On pourrait alors dire que ce qui manque au cinéma français, c'est cette capacité balzacienne de représenter le monde. Et je pense tout particulièrement à ces quelques lignes écrites par Alain dans son Balzac
Ce qui étonne dans Balzac, et ce qu'il fait qu'il règne absolument sur les romanciers, c'est que la pensée n'y prend jamais la forme triomphante d'une idée. J'oserais dire que toute pensée en Balzac reste bête, même la sienne (...). Mais on ne trouvera pas dans toute l'oeuvre un seul discours qui ne porte la marque de l'homme par une confusion respectée (...). Et par là j'aperçois que son génie consiste à s'installer dans le médiocre, et à le rendre sublime sans le changer. Cette autre dimension des pensées en profondeur, sans aucune clarté extérieure, est remarquable aussi dans Skakespeare. On n'est pas accoutumé à la trouver dans le roman, ou l'analyse ne cesse d'exténuer la nature. En Balzac il me semble que l'analyse épaissit la nature.(1)

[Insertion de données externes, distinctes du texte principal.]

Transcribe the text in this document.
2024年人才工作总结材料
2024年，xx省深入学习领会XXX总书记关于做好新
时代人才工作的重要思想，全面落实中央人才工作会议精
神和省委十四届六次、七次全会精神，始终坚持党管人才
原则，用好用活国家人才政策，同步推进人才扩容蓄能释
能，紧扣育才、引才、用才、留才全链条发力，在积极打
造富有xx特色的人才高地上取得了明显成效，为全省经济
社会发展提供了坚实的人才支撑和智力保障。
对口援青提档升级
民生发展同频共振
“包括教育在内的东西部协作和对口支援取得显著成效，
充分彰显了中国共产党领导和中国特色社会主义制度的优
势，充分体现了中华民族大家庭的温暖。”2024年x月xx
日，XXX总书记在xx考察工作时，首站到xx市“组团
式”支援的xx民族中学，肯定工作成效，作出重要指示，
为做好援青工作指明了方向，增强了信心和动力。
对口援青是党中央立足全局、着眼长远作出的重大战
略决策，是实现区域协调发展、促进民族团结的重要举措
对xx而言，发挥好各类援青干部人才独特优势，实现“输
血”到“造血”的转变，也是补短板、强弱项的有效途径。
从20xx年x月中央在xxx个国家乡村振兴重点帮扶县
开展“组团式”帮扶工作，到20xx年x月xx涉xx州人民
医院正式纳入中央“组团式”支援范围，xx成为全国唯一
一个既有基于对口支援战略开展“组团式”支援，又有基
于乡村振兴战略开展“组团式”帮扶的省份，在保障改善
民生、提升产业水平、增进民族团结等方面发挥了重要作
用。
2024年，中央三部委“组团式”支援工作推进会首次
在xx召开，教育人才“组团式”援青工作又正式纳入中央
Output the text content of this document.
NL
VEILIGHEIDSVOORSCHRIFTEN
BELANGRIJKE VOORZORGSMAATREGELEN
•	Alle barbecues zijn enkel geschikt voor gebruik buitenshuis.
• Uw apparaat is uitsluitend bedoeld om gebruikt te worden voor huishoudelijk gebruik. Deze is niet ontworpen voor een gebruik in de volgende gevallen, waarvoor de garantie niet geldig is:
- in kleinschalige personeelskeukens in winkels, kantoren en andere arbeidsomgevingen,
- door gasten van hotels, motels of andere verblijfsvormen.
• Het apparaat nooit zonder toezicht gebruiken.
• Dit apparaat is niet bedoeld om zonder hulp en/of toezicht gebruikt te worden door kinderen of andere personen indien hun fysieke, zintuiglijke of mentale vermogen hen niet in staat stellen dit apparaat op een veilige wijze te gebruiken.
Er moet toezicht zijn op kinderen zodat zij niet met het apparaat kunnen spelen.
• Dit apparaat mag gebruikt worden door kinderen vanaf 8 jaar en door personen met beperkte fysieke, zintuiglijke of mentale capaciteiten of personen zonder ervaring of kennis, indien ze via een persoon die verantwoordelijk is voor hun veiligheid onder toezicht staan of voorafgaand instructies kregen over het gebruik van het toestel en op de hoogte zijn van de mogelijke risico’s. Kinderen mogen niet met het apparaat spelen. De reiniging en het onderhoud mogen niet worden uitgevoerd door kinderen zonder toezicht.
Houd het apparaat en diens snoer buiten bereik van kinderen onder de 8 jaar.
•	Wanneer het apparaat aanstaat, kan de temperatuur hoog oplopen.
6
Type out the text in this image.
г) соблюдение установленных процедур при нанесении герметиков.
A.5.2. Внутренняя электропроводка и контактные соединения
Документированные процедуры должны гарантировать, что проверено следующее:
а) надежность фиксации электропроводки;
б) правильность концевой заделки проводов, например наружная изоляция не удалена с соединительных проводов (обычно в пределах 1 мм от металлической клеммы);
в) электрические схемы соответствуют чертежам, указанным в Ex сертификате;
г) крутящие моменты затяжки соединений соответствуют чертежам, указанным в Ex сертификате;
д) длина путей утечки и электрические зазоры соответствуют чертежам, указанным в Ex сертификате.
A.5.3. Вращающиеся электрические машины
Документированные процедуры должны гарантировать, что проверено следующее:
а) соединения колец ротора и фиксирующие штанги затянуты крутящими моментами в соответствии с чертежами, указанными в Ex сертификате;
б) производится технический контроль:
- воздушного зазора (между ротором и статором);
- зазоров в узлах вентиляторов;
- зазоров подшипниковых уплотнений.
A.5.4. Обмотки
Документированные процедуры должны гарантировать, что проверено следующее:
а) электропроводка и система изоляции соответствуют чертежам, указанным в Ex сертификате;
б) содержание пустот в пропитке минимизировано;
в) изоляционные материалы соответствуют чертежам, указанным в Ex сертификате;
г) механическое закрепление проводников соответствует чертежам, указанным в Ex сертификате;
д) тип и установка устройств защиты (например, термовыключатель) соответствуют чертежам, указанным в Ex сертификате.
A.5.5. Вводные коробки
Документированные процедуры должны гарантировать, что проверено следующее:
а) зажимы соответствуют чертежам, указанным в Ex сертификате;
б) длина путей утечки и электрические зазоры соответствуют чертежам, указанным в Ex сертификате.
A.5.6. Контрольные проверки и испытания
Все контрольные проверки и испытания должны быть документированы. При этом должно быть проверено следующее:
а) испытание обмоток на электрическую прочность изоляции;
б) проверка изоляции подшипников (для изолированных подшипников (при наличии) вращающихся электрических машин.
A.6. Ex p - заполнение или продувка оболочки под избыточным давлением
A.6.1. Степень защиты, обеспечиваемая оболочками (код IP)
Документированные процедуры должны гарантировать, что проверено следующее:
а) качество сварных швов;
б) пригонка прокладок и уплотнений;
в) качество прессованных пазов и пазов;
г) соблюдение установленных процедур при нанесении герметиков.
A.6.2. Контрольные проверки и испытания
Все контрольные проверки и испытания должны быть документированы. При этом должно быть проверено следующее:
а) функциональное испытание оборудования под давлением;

Ce qui semble s'être perdue entre la fainéantise méprisante de TF1(2) et l'intelligence (guillemets de rigueur) d'un film plombé comme La Blessure c'est, peut-être donc, cette bêtise. Bêtise qui pourrait donner à voir la part d'irréductible qui existe chez l'autre. Car en raison même d'un discours commun sur la différence, ce que filme le cinéma francais c'est le même, puisque au-delà de nos différences nous sommes tous semblables. A quoi bon alors représenter ce qui n'est pas moi puisque le monde c'est moi. Exténuer la nature au point de la réduire à un simple point, la faire disparaître pour ne pas avoir à se confronter avec. Au fond avec ses petits bourgeois pré-retraités-partouzards le cinéma français est un cinéma de lâches.(3)

Bien à toi.





(1) Ce qui fait d'ailleurs de toute comparaison entre un Houellebecq et Balzac un absolu contresens.
(2) Dans la série Dolmen, l'héroïne doit absolument contacter un quidam quelconque. Elle prend son portable, constate que la batterie est à plat. Que faire? Son adjoint sort son téléphone, lui propose de l'utiliser. Et il marche !!! Soit cette scène dont l'économie narrative est pour le moins discutable n'a pas été relue et l'on est dans la fainéantise. Ou alors il n'a pas été jugé utile de la relire et l'on est dans le mépris.
3) Et puisqu'il faut afficher ses goûts et prendre parti, on avancera trois noms, parmi les plus récents, qui échappent à ce qualificatif. Un mort et deux vivants :
Maurice Pialat. Jean François Stévenin. Et pour deux ou trois films, Catherine Breillat.